The sorry legacy of Indian residential schooling is readily apparent at St. George’s chapel just outside Lytton. The century-old structure has seen better days. Built in 1901, a stone’s throw from the Fraser River, and in the shadow of the snow-capped Cascade Mountains, it was once the spiritual heart of this hamlet in the B.C. interior. Now, it is just a reminder of the sad residential-school era that has left many in this small community struggling to come to grips with harrowing childhood experiences. Beyond the chapel’s wood-and-stone exterior are 30 dusty pews that make a jumbled procession toward a decrepit altar. Worn hymnals with broken spines lie scattered about the floor On the back wall an intruder has painted a large A with a circle around it, making the symbol for anarchy the most outstanding feature in this abandoned house of God. There is talk among Native elders of restoring the old Anglican chapel and using it for Bible classes and other gatherings. But that would take considerable money, and money is one thing neither Natives nor the Anglican Diocese of Cariboo have much of these days. The diocese is on the brink of declaring bankruptcy as a result of the Mowatt case and eight similar lawsuits that have been filed by former students at St. George’s.

While lawsuits have raised the awareness of some and the ire of others, many people see them as forums for restorative justice. The next opportunity for the scales to balance might come if the children of students from the Mohawk residential school in Brantford, Ont., have their day in court, as part of a class-action lawsuit that makes claims of more than $2 billion against the Attorney General of Canada, the Anglican Church of Canada and the Diocese of Huron.

The question now becomes: Who stands to lose and who stands to gain when the battle lines over Indian residential schools are drawn in courts and in mediation rooms across the country? Monetarily speaking, the losers may well be the church and the federal government, while the winners may be Natives and their lawyers. There is, however, another way of looking at cases such as Mohawk and the ADR tests currently under way. It’s the view that first takes into account the individuals involved, rather than simply the institutions.

The Anglican Church is led by people like Archdeacon Jim Boyles and Bishop Duncan Wallace of Regina and the many other men and women who serve as congregants and ministers (including four Canadian bishops from indigenous communities — two Inuit and two Cree — and 130 Aboriginal priests). “On our future horizon lies a renewed partnership with our indigenous people,” says Boyles. “If we lower our eyes from the horizon, a generation will pass before people from our indigenous communities will again want to exercise leadership in our church because of public perceptions about us.”

For his part, Wallace knows very well the pending lawsuits and the dire straits the Anglican Church is in, but insists the church will endure. “All we need is a book, a bottle of wine and some bread and we’re in business,” he says.
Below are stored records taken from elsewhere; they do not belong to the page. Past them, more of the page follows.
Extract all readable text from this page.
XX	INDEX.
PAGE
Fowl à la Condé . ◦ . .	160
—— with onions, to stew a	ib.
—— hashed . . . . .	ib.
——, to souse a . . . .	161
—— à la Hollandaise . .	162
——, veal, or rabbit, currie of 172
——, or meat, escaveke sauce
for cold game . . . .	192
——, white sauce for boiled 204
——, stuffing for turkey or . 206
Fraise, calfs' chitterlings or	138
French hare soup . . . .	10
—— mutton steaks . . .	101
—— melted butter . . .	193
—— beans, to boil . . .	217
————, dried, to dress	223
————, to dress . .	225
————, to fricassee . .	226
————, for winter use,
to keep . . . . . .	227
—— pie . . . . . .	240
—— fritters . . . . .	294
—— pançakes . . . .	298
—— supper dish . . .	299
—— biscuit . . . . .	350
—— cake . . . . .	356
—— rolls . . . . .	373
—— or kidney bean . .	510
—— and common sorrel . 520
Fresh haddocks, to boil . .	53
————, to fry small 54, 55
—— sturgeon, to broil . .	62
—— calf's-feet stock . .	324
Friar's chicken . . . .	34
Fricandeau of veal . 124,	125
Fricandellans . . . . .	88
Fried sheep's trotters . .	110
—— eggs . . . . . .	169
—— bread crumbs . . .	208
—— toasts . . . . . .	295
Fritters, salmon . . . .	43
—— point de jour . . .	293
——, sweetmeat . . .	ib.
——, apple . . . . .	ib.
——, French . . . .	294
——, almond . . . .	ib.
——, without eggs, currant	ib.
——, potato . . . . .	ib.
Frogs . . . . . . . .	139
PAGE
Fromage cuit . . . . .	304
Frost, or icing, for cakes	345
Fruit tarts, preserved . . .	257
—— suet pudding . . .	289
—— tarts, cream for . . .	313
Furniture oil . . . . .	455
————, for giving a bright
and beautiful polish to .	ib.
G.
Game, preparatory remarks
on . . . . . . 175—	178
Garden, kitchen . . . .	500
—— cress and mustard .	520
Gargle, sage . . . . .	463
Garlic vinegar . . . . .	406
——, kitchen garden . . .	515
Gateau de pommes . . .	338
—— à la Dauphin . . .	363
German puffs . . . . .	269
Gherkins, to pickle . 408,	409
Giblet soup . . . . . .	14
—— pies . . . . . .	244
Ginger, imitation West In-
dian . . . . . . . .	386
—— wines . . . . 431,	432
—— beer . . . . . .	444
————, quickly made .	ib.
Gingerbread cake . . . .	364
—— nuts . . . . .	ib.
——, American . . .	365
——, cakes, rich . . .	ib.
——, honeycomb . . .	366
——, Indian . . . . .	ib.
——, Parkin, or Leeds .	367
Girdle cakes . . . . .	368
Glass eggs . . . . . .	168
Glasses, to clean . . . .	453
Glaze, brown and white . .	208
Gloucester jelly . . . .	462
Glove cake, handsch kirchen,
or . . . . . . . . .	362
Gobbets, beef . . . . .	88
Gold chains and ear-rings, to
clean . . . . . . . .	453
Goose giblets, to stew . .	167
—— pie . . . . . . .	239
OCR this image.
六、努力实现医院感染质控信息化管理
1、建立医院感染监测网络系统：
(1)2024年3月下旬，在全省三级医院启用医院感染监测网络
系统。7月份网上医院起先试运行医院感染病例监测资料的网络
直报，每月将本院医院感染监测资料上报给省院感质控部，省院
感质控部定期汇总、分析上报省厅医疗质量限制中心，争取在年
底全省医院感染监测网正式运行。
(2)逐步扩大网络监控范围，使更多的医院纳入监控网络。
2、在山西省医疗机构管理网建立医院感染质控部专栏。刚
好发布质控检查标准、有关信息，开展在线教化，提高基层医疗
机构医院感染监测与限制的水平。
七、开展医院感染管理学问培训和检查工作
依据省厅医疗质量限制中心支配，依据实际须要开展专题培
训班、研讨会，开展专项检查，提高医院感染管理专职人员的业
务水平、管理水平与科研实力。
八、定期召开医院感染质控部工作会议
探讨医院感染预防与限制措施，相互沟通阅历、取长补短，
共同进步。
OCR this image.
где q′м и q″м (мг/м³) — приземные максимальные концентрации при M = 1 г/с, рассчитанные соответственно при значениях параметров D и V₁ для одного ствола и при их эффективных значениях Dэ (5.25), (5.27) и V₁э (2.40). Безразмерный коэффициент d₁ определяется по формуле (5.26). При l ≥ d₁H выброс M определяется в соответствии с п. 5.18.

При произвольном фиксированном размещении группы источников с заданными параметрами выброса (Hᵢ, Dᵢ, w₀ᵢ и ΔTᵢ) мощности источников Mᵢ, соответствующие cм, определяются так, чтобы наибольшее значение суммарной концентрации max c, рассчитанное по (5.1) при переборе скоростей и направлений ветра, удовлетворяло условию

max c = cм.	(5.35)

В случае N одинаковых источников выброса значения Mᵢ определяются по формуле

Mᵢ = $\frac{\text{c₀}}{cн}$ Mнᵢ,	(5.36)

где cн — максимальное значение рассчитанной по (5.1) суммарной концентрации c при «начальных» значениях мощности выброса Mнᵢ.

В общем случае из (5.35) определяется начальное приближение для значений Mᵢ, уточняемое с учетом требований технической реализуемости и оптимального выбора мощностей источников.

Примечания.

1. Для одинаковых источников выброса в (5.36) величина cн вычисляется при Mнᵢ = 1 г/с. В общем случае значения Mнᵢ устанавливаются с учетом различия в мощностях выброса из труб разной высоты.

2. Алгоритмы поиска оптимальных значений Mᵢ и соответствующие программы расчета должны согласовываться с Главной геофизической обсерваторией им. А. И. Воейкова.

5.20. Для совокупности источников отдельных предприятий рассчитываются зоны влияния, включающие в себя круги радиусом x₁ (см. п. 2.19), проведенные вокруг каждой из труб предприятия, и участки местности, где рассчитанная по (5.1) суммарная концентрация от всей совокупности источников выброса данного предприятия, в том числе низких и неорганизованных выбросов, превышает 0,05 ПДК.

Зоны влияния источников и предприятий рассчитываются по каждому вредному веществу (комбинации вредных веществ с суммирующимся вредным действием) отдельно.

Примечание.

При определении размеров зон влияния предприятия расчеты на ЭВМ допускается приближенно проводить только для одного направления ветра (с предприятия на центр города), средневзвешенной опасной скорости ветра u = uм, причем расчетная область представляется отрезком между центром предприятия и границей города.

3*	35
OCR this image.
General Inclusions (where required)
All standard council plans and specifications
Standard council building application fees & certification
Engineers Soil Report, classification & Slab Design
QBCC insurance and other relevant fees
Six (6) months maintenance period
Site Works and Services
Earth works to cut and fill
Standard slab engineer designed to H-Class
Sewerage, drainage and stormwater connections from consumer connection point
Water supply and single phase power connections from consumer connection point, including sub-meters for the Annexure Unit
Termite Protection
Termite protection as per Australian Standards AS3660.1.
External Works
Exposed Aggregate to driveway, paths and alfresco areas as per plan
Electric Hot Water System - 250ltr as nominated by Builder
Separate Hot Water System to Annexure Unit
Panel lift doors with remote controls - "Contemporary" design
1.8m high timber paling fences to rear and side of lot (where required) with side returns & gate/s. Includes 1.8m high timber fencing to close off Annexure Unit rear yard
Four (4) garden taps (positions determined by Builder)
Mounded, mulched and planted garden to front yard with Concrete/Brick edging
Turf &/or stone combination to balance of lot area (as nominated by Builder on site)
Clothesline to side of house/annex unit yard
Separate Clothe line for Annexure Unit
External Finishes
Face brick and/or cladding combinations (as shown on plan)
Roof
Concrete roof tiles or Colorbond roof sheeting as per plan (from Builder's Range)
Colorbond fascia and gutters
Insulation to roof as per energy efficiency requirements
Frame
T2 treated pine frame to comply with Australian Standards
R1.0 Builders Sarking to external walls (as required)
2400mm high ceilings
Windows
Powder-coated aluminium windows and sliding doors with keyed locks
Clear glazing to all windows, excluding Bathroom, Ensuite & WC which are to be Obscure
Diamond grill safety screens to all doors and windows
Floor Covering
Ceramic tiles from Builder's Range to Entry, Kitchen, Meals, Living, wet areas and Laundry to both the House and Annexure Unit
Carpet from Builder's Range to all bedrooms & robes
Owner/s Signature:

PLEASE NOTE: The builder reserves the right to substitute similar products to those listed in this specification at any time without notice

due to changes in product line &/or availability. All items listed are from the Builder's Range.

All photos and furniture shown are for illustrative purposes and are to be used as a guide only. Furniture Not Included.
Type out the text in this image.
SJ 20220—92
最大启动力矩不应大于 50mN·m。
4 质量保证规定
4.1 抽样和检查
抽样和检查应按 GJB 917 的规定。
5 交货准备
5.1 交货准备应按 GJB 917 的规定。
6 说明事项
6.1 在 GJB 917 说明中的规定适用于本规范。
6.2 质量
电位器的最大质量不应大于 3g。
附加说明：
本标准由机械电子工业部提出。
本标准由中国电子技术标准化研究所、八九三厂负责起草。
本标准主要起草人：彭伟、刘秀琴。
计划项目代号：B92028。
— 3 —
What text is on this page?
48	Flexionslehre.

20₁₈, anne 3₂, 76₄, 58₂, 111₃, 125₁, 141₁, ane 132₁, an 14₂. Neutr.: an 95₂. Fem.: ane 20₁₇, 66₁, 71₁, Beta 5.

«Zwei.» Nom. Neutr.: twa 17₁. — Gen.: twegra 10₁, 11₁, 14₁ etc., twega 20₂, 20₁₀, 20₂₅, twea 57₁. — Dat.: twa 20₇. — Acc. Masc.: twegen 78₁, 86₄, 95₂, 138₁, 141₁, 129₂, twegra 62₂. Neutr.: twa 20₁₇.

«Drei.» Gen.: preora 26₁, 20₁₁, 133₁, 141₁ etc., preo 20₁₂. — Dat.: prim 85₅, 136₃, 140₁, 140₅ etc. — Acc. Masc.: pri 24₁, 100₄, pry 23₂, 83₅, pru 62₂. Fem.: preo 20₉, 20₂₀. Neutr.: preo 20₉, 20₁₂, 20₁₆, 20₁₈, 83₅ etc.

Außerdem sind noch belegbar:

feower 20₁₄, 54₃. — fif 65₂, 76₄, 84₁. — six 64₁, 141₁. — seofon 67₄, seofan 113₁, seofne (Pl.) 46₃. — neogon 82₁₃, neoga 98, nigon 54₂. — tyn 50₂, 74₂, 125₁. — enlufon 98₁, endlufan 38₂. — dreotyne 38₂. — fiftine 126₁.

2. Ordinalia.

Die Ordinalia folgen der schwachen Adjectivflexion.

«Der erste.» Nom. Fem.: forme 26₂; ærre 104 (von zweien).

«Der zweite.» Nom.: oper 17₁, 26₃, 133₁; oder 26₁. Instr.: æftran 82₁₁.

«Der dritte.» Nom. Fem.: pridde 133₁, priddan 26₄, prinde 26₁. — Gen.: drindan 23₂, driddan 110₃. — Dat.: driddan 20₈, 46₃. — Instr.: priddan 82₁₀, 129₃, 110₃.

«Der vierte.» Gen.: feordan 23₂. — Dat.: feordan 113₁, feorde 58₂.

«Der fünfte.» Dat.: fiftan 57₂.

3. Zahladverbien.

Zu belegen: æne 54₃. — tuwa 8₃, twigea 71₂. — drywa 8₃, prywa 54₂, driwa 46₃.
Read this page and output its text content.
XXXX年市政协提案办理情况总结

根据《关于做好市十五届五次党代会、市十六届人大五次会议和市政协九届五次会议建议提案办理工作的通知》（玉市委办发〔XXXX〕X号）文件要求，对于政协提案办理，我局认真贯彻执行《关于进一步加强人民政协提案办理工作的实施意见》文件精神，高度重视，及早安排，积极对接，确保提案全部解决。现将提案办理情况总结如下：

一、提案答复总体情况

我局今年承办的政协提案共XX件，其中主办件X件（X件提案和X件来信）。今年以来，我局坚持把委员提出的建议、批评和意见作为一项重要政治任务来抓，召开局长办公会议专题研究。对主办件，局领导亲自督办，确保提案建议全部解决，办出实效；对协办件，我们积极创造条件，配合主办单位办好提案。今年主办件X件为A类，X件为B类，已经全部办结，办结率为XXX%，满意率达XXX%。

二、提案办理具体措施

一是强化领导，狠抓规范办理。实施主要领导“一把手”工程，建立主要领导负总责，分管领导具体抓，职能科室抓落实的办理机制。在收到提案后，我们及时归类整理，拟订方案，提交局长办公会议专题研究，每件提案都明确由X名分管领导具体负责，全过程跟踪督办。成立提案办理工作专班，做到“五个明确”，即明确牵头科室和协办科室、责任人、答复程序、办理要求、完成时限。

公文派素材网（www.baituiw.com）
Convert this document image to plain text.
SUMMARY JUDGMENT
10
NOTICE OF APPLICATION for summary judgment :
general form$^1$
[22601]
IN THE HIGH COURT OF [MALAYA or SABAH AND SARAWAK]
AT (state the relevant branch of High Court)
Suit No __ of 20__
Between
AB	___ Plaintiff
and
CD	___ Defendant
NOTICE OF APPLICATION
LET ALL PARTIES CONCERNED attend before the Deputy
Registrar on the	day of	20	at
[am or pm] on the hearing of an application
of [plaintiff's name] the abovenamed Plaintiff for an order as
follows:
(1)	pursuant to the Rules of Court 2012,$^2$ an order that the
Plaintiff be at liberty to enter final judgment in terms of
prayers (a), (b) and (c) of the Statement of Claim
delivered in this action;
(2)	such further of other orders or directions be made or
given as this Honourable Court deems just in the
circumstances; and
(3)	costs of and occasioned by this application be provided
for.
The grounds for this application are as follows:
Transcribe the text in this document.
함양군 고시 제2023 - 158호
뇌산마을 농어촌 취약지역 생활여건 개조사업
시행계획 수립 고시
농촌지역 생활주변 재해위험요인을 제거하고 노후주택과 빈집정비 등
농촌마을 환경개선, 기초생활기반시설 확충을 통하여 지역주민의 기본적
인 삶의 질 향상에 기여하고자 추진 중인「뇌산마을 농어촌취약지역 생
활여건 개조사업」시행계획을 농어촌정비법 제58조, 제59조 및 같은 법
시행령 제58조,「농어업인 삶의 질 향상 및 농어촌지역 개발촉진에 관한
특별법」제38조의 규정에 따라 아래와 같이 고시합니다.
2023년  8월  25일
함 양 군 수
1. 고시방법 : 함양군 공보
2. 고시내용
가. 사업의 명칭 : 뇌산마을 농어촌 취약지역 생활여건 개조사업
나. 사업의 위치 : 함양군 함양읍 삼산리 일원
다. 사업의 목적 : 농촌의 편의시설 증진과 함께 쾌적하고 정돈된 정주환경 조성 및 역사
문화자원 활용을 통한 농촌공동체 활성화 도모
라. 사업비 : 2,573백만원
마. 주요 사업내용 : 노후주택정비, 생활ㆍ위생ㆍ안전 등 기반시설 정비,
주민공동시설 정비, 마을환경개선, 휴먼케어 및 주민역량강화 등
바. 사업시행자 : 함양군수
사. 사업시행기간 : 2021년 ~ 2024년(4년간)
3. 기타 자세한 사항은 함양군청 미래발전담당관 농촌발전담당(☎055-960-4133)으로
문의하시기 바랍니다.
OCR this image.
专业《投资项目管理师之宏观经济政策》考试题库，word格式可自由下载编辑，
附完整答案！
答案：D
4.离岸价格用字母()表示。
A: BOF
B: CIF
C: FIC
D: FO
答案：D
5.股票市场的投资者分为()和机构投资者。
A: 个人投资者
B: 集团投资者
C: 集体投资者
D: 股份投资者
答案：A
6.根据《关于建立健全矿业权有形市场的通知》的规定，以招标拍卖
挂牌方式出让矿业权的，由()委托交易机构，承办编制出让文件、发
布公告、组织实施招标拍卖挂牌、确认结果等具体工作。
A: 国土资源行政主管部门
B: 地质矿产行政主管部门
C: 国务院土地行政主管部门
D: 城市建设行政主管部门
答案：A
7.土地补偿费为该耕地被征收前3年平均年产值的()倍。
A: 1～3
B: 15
As for Natives, they are a diverse group that, despite success in many arenas, is still struggling to find its rightful place in the fabric of an imperfect but still great nation. As Native elders warn, no one can, or should try to live up to the image of the proud Indian imprinted on a nickel or emblazoned atop a corporate logo — let alone members of a minority group that has almost been wiped out by the very people who mint the coins and run the companies that put noble savages on loft perches.

“Motivating youth to complete their education is of great importance to the economic future of Aboriginal communities,” reads the Royal Commission on Aboriginal Peoples. “Youth need a strong foundation in their traditions and proficiency in the skills valued by contemporary society. Those who master these skills and contribute to their communities and nations deserve to be celebrated as the modern equivalents of the great hunters and leaders of the past.”

Wise men and women know what will be needed to bridge the chasm that exists between Native and non-Native societies in Canada. The first step is healing, which will only emerge when apologies have been given and accepted. When this has been accomplished, the next generation of Natives will be free to move beyond the injustices of the past and walk with dignity and strength in both worlds.